VII. Summary of Substantial Equivalence

| | NaturaLase PiQo4 Laser (Focus
Medical) | | PicoWay
(Candela, Corp) | |
|-----------------|-------------------------------------------|-----------------------|----------------------------|-----------------------|
| Wavelength | 1064 nm | 532 nm | 1064 nm | 532 nm |
| Pulse Duration | 500 ps | 500 ps | 450 ps | 400 ps |
| Pulse Energy | 400 mJ | 200 mJ | 400 mJ | 200 mJ |
| Pulse Fluence | 1.4 J/cm2 @ 6 mm spot | 1.4 J/cm2 @ 4 mm spot | 1.4 J/cm2 @ 6 mm spot | 1.4 J/cm2 @ 4 mm spot |
| Peak Power | 800 MW | 400 MW | 889 MW | 500 MW |
| Peak Irradiance | 2.8GW/cm2 @ 6 mm spot | 2.8GW/cm2 @ 4 mm spot | 3.1GW/cm2 @ 6 mm spot | 3.5GW/cm2 @ 4 mm spot |

Review of the technological characteristics for the primary predicate device and the PiQo4 Laser shows close similarity in parameters principally responsible for generating tissue effects.

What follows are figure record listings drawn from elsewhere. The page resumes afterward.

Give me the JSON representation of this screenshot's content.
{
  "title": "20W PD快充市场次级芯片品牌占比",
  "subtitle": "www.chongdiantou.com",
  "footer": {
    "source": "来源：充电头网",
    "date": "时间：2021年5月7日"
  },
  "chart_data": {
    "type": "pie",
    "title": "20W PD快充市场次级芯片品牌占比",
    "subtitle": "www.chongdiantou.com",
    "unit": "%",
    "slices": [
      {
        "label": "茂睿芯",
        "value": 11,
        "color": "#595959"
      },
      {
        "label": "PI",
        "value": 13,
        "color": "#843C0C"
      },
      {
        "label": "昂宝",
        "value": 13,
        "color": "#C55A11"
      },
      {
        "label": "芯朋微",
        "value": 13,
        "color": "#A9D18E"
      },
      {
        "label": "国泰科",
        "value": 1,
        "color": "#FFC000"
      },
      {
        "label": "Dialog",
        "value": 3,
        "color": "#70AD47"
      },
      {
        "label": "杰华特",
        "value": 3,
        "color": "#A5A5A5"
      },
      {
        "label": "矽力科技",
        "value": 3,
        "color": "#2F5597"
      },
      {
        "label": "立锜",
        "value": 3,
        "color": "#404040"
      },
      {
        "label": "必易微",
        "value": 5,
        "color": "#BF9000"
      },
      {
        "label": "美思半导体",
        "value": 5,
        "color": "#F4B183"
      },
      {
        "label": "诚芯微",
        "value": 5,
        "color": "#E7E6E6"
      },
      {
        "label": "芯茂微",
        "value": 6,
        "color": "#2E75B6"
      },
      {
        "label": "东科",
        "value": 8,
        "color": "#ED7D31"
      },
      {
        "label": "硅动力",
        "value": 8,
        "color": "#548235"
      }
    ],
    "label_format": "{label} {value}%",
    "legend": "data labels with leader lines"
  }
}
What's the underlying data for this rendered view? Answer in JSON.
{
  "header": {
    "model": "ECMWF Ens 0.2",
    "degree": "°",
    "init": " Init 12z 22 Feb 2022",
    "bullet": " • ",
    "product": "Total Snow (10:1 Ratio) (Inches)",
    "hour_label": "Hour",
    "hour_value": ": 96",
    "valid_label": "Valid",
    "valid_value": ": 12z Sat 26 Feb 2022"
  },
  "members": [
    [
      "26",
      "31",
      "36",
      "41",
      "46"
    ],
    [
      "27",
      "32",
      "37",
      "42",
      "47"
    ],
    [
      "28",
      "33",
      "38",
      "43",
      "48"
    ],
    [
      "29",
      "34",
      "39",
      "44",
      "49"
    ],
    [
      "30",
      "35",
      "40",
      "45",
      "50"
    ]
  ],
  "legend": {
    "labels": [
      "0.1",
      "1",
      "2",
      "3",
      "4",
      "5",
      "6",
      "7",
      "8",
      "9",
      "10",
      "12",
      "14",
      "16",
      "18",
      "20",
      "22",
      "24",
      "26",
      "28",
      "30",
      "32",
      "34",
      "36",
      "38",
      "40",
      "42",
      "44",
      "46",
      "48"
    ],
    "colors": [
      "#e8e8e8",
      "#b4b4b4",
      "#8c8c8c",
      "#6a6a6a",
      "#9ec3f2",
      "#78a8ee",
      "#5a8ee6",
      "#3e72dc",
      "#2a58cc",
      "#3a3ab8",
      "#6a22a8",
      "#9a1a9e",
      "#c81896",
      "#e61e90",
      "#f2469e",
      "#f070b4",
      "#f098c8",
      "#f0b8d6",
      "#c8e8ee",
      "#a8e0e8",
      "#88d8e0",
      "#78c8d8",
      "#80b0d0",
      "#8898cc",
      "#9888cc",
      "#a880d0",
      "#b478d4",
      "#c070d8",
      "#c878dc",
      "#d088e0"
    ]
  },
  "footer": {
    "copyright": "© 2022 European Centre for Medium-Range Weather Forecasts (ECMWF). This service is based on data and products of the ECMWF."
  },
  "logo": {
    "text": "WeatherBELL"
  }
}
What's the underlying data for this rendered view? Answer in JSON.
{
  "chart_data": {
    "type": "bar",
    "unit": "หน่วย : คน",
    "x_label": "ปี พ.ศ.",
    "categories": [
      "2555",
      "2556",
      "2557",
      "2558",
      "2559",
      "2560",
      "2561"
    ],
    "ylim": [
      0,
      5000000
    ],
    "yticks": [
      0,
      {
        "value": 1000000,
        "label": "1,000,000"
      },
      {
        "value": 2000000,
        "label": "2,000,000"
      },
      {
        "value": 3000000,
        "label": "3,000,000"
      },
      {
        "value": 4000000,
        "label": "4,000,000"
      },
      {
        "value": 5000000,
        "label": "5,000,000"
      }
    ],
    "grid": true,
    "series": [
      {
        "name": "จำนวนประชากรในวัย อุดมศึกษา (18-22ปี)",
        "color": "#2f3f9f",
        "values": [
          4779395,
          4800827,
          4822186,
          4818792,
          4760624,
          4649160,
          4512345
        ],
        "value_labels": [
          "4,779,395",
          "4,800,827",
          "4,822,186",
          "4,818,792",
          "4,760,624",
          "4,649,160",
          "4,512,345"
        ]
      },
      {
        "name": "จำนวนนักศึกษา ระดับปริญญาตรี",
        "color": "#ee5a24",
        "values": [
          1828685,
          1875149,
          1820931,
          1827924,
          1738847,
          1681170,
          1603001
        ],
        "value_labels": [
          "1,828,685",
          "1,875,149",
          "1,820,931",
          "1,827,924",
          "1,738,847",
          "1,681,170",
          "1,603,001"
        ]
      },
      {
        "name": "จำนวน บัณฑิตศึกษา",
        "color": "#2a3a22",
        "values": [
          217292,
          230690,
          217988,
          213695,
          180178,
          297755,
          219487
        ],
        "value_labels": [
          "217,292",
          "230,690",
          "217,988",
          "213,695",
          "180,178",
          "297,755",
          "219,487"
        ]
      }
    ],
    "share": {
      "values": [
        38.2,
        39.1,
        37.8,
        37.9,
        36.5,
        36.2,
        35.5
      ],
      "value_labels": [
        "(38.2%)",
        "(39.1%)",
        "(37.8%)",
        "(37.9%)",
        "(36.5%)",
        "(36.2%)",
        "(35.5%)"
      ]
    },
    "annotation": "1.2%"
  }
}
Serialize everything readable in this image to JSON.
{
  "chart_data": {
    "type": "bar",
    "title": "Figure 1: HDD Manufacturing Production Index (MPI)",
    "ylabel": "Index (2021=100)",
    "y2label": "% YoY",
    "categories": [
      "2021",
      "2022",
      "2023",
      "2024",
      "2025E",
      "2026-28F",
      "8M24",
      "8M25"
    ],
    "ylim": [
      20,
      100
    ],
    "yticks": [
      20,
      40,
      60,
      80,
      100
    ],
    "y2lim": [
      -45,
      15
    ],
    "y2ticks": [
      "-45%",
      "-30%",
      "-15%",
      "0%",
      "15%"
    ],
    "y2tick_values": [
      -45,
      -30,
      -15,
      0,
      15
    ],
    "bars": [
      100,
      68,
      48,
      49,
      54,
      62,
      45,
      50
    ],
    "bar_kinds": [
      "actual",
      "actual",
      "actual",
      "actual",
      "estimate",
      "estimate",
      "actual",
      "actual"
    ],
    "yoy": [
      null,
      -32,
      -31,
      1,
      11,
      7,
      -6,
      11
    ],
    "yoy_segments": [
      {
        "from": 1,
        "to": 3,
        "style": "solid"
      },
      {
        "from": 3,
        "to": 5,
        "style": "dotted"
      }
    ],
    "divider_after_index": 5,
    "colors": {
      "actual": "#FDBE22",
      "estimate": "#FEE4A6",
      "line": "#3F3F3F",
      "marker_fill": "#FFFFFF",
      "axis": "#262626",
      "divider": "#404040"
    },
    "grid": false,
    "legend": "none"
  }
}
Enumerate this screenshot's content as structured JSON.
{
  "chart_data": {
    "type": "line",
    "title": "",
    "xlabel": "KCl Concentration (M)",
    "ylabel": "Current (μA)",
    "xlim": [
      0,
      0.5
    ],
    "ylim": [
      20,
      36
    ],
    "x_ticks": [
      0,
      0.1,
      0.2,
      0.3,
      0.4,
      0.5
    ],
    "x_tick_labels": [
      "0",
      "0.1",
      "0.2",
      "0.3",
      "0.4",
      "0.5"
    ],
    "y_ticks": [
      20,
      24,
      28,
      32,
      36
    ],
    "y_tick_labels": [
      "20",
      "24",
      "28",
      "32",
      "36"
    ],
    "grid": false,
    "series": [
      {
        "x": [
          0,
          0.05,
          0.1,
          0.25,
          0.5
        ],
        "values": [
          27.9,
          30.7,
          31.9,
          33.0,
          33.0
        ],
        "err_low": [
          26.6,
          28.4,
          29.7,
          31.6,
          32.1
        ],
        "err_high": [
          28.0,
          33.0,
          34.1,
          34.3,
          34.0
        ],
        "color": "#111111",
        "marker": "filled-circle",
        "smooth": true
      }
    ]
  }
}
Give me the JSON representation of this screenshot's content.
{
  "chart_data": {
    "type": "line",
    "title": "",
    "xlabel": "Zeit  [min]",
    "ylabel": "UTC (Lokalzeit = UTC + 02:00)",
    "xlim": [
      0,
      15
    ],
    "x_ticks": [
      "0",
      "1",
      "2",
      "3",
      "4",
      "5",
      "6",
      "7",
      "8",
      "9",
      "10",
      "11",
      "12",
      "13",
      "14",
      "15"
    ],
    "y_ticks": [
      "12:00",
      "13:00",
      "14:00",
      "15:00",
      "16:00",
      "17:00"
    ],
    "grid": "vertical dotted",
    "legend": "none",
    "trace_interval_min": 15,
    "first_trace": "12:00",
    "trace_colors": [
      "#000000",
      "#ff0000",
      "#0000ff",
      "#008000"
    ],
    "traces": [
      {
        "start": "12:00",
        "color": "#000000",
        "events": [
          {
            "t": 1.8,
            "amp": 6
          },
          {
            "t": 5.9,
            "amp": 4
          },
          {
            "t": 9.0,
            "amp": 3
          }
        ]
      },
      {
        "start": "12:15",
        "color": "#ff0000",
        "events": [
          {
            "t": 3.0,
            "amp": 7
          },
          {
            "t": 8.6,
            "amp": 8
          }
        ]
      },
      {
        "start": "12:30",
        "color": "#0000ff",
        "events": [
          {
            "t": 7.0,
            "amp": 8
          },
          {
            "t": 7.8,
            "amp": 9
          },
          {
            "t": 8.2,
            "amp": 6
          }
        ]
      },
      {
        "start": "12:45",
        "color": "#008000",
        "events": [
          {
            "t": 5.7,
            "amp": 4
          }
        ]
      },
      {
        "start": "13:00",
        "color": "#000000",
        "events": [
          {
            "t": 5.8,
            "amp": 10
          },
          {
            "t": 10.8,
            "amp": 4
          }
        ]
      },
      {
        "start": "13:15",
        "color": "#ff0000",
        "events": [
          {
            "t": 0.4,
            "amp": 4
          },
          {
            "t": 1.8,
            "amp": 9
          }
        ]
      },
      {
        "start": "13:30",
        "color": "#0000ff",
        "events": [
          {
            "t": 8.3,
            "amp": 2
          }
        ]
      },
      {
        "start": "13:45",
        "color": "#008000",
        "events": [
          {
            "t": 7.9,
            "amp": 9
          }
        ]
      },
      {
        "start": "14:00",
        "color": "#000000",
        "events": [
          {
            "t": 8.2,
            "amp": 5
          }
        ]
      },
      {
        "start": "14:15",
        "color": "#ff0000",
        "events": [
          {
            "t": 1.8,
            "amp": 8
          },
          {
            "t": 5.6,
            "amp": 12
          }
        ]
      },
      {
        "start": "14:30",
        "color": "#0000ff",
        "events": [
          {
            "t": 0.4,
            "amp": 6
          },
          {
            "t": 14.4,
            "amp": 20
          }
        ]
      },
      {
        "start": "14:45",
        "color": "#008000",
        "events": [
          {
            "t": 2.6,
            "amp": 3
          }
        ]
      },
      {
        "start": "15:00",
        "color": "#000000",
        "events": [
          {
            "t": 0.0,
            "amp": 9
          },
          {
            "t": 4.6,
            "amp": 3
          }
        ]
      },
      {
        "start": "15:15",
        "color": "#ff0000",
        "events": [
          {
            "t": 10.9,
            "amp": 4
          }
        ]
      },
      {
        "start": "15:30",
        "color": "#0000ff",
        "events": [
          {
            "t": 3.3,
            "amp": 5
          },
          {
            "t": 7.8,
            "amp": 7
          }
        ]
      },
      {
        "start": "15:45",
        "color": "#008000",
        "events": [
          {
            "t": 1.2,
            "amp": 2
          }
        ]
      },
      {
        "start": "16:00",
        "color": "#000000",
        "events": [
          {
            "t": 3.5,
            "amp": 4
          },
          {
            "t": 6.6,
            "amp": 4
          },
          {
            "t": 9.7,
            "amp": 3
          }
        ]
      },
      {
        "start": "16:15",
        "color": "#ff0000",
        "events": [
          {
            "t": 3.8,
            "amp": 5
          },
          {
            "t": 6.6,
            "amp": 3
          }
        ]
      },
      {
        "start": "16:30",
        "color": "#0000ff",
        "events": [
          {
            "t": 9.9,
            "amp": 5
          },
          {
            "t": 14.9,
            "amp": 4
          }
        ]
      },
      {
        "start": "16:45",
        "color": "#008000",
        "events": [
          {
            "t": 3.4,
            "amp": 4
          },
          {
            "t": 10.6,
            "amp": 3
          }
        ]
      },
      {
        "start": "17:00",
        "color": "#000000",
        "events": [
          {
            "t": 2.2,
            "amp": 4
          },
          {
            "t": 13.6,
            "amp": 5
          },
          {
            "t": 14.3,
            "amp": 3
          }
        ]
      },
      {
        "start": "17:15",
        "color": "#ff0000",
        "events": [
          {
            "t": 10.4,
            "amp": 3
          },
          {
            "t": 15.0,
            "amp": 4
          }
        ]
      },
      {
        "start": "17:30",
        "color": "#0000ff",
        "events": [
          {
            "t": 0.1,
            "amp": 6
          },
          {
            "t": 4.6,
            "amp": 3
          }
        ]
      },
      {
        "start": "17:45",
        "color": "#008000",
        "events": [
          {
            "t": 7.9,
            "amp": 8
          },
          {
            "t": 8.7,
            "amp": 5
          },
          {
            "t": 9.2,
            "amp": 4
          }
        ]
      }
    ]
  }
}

The NaturaLase PiQo4 laser has the same intended use as the predicate device with similar indications for use. It presents similar technological characteristics as the predicate device including the laser type, wavelengths, device design, pulse width, frequency, spot sizes and system components. Although there are some differences between the NaturaLase PiQ04 laser and its predicate device in terms of maximum pulse energy, fluence, pulse duration, etc. these differences do not present any new concerns of safety and effectiveness since the NaturaLase PiQo4 laser parameters are within the range used by the predicate devices for treatment of pigmented lesions and tattoo removal. The NaturaLase PiQo4 laser and its predicate device operate with the same mechanism of action based on selective photothermolysis and based on photothermal and significant photomechanical or acoustic effects of pigments in tattoos. Therefore, the NaturaLase PiQo4 laser has the same intended use and similar indications for use, technological characteristics, and principles of operation as predicate device. The NaturaLase PiQo4 laser is substantially equivalent to the predicate device.